4. Be careful about claiming “ESG” equals “sustainable”
We still can’t seem to make up our mind if ESG scores represent sustainability performance or sustainability risks. Sometimes communications related to the data contradict themselves in one document. As long as this uncertainty persists, claiming funds that use ESG scores in their strategy are more sustainable is likely to be problematic. Reducing ESG risks is just not the same as being more sustainable. At the very least, reducing ESG risks is not the same as seeking more sustainable outcomes. A fund that markets sustainability characteristics when its strategy focuses on ESG risk data inputs should be clear about the distinction and ensure clarity from their data provider.

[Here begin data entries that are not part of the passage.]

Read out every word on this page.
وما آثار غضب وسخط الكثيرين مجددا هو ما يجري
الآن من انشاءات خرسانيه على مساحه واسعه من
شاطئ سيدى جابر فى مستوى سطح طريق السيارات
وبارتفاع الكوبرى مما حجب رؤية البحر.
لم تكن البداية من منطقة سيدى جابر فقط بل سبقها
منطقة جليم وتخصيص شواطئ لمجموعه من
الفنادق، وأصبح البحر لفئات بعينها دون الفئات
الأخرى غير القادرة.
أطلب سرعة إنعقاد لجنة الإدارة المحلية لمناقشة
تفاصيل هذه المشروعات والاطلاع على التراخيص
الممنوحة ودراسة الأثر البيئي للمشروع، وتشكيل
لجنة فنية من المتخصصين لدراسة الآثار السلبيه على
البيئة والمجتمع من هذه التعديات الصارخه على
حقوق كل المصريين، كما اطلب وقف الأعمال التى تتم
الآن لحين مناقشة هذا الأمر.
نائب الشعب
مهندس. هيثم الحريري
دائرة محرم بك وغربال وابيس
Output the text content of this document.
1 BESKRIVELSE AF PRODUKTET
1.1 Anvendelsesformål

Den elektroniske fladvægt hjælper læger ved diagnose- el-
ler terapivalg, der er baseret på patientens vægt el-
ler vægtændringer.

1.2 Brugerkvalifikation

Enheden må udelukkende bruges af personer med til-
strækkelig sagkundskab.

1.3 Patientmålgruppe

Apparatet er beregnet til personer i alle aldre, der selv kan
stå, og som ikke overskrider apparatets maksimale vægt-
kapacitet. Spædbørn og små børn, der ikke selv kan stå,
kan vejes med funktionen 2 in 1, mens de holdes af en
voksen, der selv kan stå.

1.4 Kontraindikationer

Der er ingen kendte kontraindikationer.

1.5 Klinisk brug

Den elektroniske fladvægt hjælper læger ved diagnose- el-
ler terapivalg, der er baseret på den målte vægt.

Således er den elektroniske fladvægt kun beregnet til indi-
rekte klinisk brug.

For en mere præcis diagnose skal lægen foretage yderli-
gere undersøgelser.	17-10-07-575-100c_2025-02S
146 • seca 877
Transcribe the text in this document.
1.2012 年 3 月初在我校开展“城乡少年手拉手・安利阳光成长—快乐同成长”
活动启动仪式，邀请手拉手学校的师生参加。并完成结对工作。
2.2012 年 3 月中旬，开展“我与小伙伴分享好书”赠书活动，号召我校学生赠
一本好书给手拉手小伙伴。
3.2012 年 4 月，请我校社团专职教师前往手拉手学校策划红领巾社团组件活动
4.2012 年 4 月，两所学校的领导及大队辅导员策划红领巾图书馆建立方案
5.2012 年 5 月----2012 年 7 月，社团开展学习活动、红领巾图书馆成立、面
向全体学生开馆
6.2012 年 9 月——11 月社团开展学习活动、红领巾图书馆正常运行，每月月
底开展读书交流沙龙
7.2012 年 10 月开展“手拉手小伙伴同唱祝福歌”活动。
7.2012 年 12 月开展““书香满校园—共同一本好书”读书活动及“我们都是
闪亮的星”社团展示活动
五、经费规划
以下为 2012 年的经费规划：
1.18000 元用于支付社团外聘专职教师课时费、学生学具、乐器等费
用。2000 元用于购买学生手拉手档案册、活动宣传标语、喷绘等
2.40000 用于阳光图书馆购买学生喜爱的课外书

5. Cut down on the ambiguous language
This is probably the least convincing step since it is very unlikely ever to cause headaches in terms of regulatory intervention, but ambiguous language is technically not consistent with the guidance from the Multi-Stakeholder Dialogue on Environmental Claims. Claims like “Invest and save the planet” are problematic both because they are ambiguous, and because they promise investment outcomes that the investor can’t necessarily keep. Again, this might seem like nit-picking, but think about the equivalent in financial returns. Regulators would be up in arms in minutes if an asset manager made a claim that said “Invest in our fund and get guaranteed 20% returns”. But promising to ‘save the planet’ or ‘reduce climate change’ are promises that an individual investment in a liquid fund may not be able to keep. And that is perfectly fine – the same is true for financial returns – but in one case, disclaimers abound about financial performance. In the other case, those disclaimers are largely missing.